What does it mean for a government to declare its citizens 'dead' while they still live? Following the failed 2016 coup, the Turkish AKP government implemented sweeping powers against some 152,000 of its citizens. These Kanun hükmünde kararnameli ('emergency decreed') were dismissed from their positions and banned for life from public service. With their citizenship rights revoked, Seçkin Sertdemir argues these individuals were rendered into a state of 'civic death'. This study considers how these authoritarian securitisation methods took shape, shedding light on the lived experiences of targeted people.

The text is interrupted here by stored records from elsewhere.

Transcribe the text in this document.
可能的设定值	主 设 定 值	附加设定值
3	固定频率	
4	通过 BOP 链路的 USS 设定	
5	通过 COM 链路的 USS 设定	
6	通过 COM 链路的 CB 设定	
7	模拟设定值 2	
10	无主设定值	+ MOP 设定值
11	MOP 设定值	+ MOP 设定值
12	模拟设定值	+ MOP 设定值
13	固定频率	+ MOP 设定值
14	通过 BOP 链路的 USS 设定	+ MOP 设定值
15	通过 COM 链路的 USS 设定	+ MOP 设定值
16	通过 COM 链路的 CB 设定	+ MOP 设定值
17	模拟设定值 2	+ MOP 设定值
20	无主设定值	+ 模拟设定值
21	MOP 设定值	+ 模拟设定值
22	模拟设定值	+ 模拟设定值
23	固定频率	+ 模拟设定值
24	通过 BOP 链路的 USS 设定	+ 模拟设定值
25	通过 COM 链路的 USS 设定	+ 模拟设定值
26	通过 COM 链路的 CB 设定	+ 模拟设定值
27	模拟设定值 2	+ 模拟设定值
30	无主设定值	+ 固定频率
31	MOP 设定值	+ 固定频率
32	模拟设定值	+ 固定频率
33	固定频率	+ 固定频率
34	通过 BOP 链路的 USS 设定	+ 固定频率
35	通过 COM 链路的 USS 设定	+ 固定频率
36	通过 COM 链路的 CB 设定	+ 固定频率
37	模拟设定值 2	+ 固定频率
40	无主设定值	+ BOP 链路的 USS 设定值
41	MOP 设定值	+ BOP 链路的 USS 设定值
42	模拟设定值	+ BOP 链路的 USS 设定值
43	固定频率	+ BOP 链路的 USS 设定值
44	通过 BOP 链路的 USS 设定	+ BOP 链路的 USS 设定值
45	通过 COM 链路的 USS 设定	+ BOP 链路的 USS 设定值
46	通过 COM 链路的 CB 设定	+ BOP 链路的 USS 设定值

Meet our speakers and chair
Seçkin Sertdemir is a Collegium Researcher in the Department of Philosophy, Contemporary History, and Political Science at the University of Turku and a Visiting Fellow in the European Institute at the London School of Economics and Political Science. Her research focuses on ideas of democracy, and current problems of political philosophy such as civil disobedience and political rights.
Zerrin Özlem Biner is a Senior Lecturer in Anthropology at SOAS working at the intersection of political and legal anthropology. She is author of Dispossession: Violence and Precarious Co-existence in Southeast Turkey (University of Pennsylvania Press, 2020). With Özge Biner, she co-edited a special section on the 'Politics of Waiting: Ethnographies of Sovereignty, Temporality and Subjectivity in the Margins of the Turkish State' in the Journal of Social Anthropology.
Esra Özyürek is Sultan Qaboos Professor of Abrahamic Faiths and Shared Values at the University of Cambridge. Özyürek is a political anthropologist who seeks to understand how Islam, Christianity, secularism, and nationalism are dynamically positioned in relation to each other in Turkey and in Europe.
Katerina Dalacoura is Associate Professor in International Relations at the London School of Economics and Political Science. Dalacoura’s work has centered on the intersection of Islamism and international human rights norms. She has worked on human rights, democracy and democracy promotion, in the Middle East, particularly in the context of Western policies in the region.